Hoehn and Yahr stage and neuropsychiatric test scores differences between the Parkinson’s disease patients with type 2 diabetes mellitus group and the Parkinson’s disease patients without type 2 diabetes mellitus group

Our results showed that H-Y staging in the PDDM group was significantly higher than that in the PDND group, and there were no significant differences in cognitive scores, depression, and anxiety symptoms between the two groups. Our results suggested that T2DM would accelerate the disease process in patients with PD. One case-control research indicated that PD patients with T2DM scored higher on the severity scale including the H-Y stage than those with PD (Cereda et al., 2012). A retrospective study with 72 patients with PD indicated that patients accompanied with T2DM developed motor complications 12 months in advance (Mohamed Ibrahim et al., 2018). The above views were consistent with our results. Similarly, a cohort study revealed that patients with T2DM had a lower binding rate of dopamine transporter in striatal and accelerated cognitive and motor decline (Pagano et al., 2018).

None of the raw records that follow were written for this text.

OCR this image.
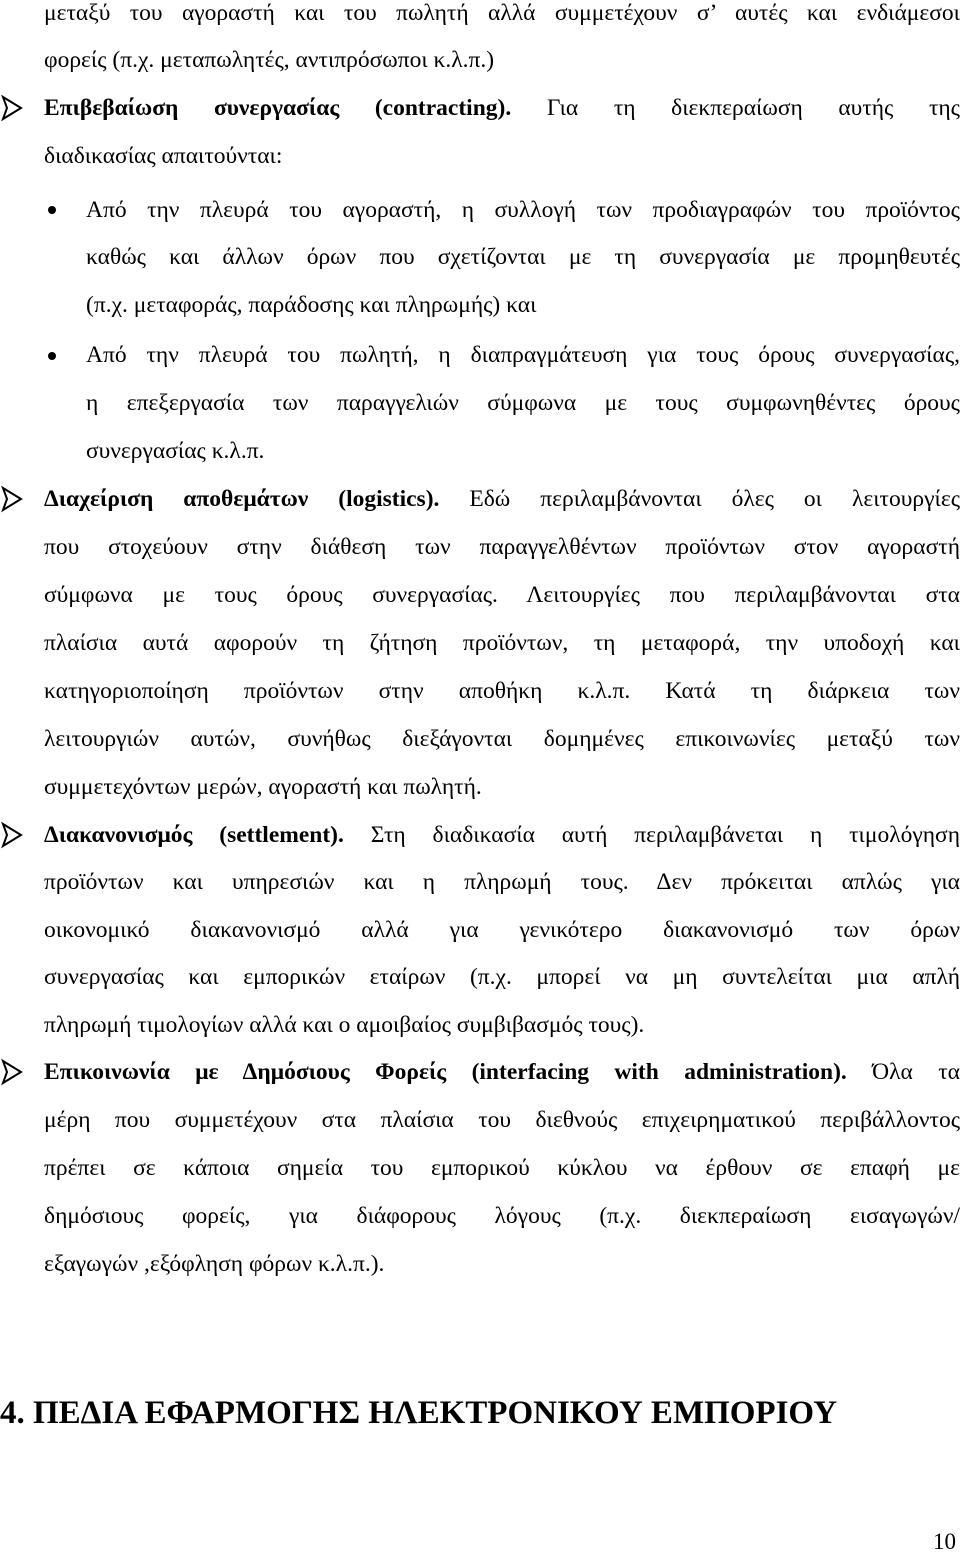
μεταξύ του αγοραστή και του πωλητή αλλά συμμετέχουν σ’ αυτές και ενδιάμεσοι
φορείς (π.χ. μεταπωλητές, αντιπρόσωποι κ.λ.π.)
Επιβεβαίωση συνεργασίας (contracting). Για τη διεκπεραίωση αυτής της
διαδικασίας απαιτούνται:
Από την πλευρά του αγοραστή, η συλλογή των προδιαγραφών του προϊόντος
καθώς και άλλων όρων που σχετίζονται με τη συνεργασία με προμηθευτές
(π.χ. μεταφοράς, παράδοσης και πληρωμής) και
Από την πλευρά του πωλητή, η διαπραγμάτευση για τους όρους συνεργασίας,
η επεξεργασία των παραγγελιών σύμφωνα με τους συμφωνηθέντες όρους
συνεργασίας κ.λ.π.
Διαχείριση αποθεμάτων (logistics). Εδώ περιλαμβάνονται όλες οι λειτουργίες
που στοχεύουν στην διάθεση των παραγγελθέντων προϊόντων στον αγοραστή
σύμφωνα με τους όρους συνεργασίας. Λειτουργίες που περιλαμβάνονται στα
πλαίσια αυτά αφορούν τη ζήτηση προϊόντων, τη μεταφορά, την υποδοχή και
κατηγοριοποίηση προϊόντων στην αποθήκη κ.λ.π. Κατά τη διάρκεια των
λειτουργιών αυτών, συνήθως διεξάγονται δομημένες επικοινωνίες μεταξύ των
συμμετεχόντων μερών, αγοραστή και πωλητή.
Διακανονισμός (settlement). Στη διαδικασία αυτή περιλαμβάνεται η τιμολόγηση
προϊόντων και υπηρεσιών και η πληρωμή τους. Δεν πρόκειται απλώς για
οικονομικό διακανονισμό αλλά για γενικότερο διακανονισμό των όρων
συνεργασίας και εμπορικών εταίρων (π.χ. μπορεί να μη συντελείται μια απλή
πληρωμή τιμολογίων αλλά και ο αμοιβαίος συμβιβασμός τους).
Επικοινωνία με Δημόσιους Φορείς (interfacing with administration). Όλα τα
μέρη που συμμετέχουν στα πλαίσια του διεθνούς επιχειρηματικού περιβάλλοντος
πρέπει σε κάποια σημεία του εμπορικού κύκλου να έρθουν σε επαφή με
δημόσιους φορείς, για διάφορους λόγους (π.χ. διεκπεραίωση εισαγωγών/
εξαγωγών ,εξόφληση φόρων κ.λ.π.).
4. ΠΕΔΙΑ ΕΦΑΡΜΟΓΗΣ ΗΛΕΚΤΡΟΝΙΚΟΥ ΕΜΠΟΡΙΟΥ
10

MSVW and MSVRII changes between the Parkinson’s disease patients with type 2 diabetes mellitus group and the Parkinson’s disease patients without type 2 diabetes mellitus group

In out study, we found that, compared to the PDND group, the iron contents in the bilateral SN were increased in the PDDM group for the whole nucleus area, which suggests that T2DM may aggravate the local iron deposition in the gray matter nuclei of patients with PD. Previous studies showed that iron accumulation in the SN of patients with PD is abnormal, especially in the dense part of the SN. Studies found excessive iron accumulation in the SN and the RN of patients with PD (Costa-Mallen et al., 2017). Excessive iron deposition in the SN produces substances such as reactive oxygen species, stimulates the formation of α-synuclein, and then accelerates the degeneration and necrosis of dopamine neurons (Bagetta et al., 2010). In addition, Li Jing found that patients with T2DM had a higher iron content in the basal ganglia nucleus (Li et al., 2020b). We proposed that the overdose of iron in the RN and the basal ganglia nucleus may be associated with the reactive oxygen species and its corresponding response, as well as in the SN. According to previous investigations by QSM on brain iron deposition in patients with T2DM, T2DM patients with mild cognitive impairment (MCI) have significantly higher MSVs in the left PUT compared to T2DM patients without MCI (Yang et al., 2018). Based on this, we suggest that T2DM might affect iron deposition in patients with PD.

The distribution of iron in the gray matter nuclei is uneven (Haacke et al., 2007). To further understand the distribution of iron in the nucleus, we subdivided the gray matter nucleus into the R II region and the R I region by threshold. We found that the whole iron content differed between groups only in the bilateral SN region but showed more between-group differences in the R II region, mainly manifested in bilateral CN, the right PUT, the bilateral GP, and the bilateral SN. Using the threshold method to measure MSV in the R II region can more sensitively reflect the abnormal distribution of brain iron in the nucleus. The results well explain that T2DM may aggravate the heterogeneity of iron distribution in the PD gray matter nuclei, driving more iron to distribute to the R II region. Heterogeneity in iron distribution may be related to differences in blood supply and function of the intranuclear substructure, as well as local iron storage, absorption, and transport statuses. Wang et al. found that, for the CN, the high iron deposition was concentrated in the area near the drainage vein. The high iron deposition of the PUT was mainly concentrated in the lower outer and lower inner regions; In the SN, the iron deposition was mainly in the compact region (Wang et al., 2012). We hypothesized that T2DM would affect the heterogeneity of iron distribution in the gray matter nuclei of the brain in patients with PD. At present, the mechanism of how T2DM aggravates the uneven distribution of PD iron deposition is still unclear, especially the extra distribution in the R II region, and further research is needed.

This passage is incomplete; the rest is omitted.